@distributed fails for many workers?

dkiese · May 12, 2019, 5:33pm

Hello folks,

I am currently running some data analysis on a cluster with 68 cores per node. To this end I set up a SharedArray for 68 workers and let them operate on it via @sync @distributed. For small datasets this works fine on my local machine.

If I however launch my Julia script on the cluster node, the workers seem to connect to the master (at least nprocs() = 69) before the iteration, but then I see at most 3 workers really doing something using top. Simultaneously the master keeps consuming more and more memory until the code crashes. I really do not get the problem behind this, since locally I cannot observe any memory leakage. Any ideas how to test what’s going on with the workers?

I am using Julia 1.0.1.

Hoping somebody can help out.

EDIT 1: Below you can find a MWE that causes this for me.

using Distributed
using SharedArrays

addprocs(68, topology=:master_worker)

A = ones(Float64, 100000000)
B = SharedArray{Float64, 1}((length(A)))

@sync @distributed for i in 1 : length(A)
   B[i] = A[i]
end

EDIT 2:

The MWE also works without the shared array. Use e.g. println(A[i]) in the loop. This yields

From Worker N: 1.0

But the workers print their id (=N) sequentially, only one operating at a time. So first N = 2, then N = 7, then some other id and so on.

EDIT 3:

After further investigation, it seems to me that I am doing something wrong when allocating resources for an interactive session or when submitting the job. Namely, I guess all processes are started on the same core, causing them to execute serially and not in parallel. Can somebody explain how to allocate resources on a slurm cluster for the above shared memory problem? So far I used

salloc --nodes=1 --ntasks=1 --cpus-per-task=68

and then started the julia code from above via julia MWE.jl.

jpsamaroo · May 13, 2019, 12:15pm

Do the allocations of A and B succeed without crashing? And can you confirm that all 68 workers remain alive while that loop is running (they don’t get killed by OOM or something similar)?

dkiese · May 13, 2019, 12:20pm

The allocation succeeds. procs(B) shows all 68 workers, so B should also be properly mapped. How would you confirm the latter? From top I only see that some small number of workers (2 or 3) is active with the rest apparently sleeping. The IDs of the respective processes change though.

jpsamaroo · May 13, 2019, 7:14pm

Are those IDs actual workers, or just other threads of the master process? It’s possible the libuv threads of the master process are doing all that work for whatever reason, which wouldn’t be very obvious from the output of top (which is why I use htop).

johnh · May 13, 2019, 7:21pm

These are separate processes, not threads.
I see many processes sitting in epoll_pwait as three or four processes are running.

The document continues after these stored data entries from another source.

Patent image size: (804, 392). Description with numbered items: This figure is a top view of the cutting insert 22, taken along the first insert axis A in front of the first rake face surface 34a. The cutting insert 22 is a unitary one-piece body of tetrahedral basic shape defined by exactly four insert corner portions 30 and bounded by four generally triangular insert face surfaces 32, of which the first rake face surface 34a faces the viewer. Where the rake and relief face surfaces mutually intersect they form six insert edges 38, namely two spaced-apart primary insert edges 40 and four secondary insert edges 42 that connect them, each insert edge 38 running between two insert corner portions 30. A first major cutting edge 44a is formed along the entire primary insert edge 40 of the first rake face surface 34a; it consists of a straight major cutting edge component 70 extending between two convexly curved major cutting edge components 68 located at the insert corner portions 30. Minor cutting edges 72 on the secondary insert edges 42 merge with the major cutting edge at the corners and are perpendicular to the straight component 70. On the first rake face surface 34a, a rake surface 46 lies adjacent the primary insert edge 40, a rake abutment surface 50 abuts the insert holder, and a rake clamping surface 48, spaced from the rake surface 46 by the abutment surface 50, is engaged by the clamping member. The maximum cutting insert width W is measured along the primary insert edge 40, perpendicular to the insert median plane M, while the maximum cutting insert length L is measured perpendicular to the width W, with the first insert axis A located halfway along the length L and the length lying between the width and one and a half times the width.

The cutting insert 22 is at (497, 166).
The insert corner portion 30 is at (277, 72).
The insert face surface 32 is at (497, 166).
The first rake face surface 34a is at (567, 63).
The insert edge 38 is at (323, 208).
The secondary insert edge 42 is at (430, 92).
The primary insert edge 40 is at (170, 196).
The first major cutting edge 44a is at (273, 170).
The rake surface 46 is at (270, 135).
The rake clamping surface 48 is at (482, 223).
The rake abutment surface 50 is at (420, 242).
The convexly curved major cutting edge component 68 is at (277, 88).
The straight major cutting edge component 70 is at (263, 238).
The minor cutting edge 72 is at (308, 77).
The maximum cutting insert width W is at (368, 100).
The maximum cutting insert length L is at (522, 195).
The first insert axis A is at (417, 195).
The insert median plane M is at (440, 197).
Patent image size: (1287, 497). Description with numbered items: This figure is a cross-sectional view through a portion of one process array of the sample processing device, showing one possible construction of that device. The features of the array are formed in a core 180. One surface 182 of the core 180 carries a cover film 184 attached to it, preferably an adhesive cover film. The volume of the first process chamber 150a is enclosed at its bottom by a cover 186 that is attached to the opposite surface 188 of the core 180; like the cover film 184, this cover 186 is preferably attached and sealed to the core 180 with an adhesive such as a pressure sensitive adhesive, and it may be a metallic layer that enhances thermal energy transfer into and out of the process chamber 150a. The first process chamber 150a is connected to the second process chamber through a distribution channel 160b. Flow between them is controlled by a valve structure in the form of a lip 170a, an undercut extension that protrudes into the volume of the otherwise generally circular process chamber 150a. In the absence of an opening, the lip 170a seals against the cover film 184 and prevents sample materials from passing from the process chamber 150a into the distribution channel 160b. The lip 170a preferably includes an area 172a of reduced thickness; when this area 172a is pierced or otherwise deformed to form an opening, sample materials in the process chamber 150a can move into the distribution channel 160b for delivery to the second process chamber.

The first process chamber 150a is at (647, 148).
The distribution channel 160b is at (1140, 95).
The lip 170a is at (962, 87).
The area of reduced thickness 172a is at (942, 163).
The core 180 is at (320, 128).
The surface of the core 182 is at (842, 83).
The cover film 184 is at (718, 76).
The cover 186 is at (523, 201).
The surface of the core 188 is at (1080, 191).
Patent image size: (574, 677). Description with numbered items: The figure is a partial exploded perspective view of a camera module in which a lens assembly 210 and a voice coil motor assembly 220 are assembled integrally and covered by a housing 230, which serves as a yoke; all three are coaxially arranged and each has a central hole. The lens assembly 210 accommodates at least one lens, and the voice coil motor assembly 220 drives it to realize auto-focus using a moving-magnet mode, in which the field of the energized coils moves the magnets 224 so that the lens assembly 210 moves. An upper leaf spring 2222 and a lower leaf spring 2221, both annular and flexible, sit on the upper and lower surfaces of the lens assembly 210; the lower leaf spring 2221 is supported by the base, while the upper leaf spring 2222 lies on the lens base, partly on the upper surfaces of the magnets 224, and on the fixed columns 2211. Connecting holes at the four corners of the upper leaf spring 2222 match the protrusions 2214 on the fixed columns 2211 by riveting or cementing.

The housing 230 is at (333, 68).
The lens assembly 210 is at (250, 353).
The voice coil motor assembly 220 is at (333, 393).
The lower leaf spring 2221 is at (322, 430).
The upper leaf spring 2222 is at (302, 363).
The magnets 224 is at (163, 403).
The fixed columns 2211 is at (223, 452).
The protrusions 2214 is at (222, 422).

If I run thei minimal example I do not get a crash - ARM 64 platform, lots of RAM, Julia 1.1

jpsamaroo · May 13, 2019, 7:41pm

Julia itself uses threading for each process (via libuv) to service things like syscalls and other blocking operations. My point was that, if for some reason you were hitting an endless stream of syscalls, it would probably look like 2-3 threads running eternally (although I think libuv starts 4 by default). Especially if you’re seeing a ton of epoll_pwait, which is what libuv calls to wait on its set of file descriptors.

dkiese · May 13, 2019, 7:57pm

I am actually not sure if they are threads or processes, I’d have to check. How do u tell from htop?

dkiese · May 13, 2019, 7:58pm

But you can reproduce that not all workers participate equally in executing the loop?

johnh · May 13, 2019, 8:01pm

Remember not all workers in a parallel computation are guaranteed to finish at the same time.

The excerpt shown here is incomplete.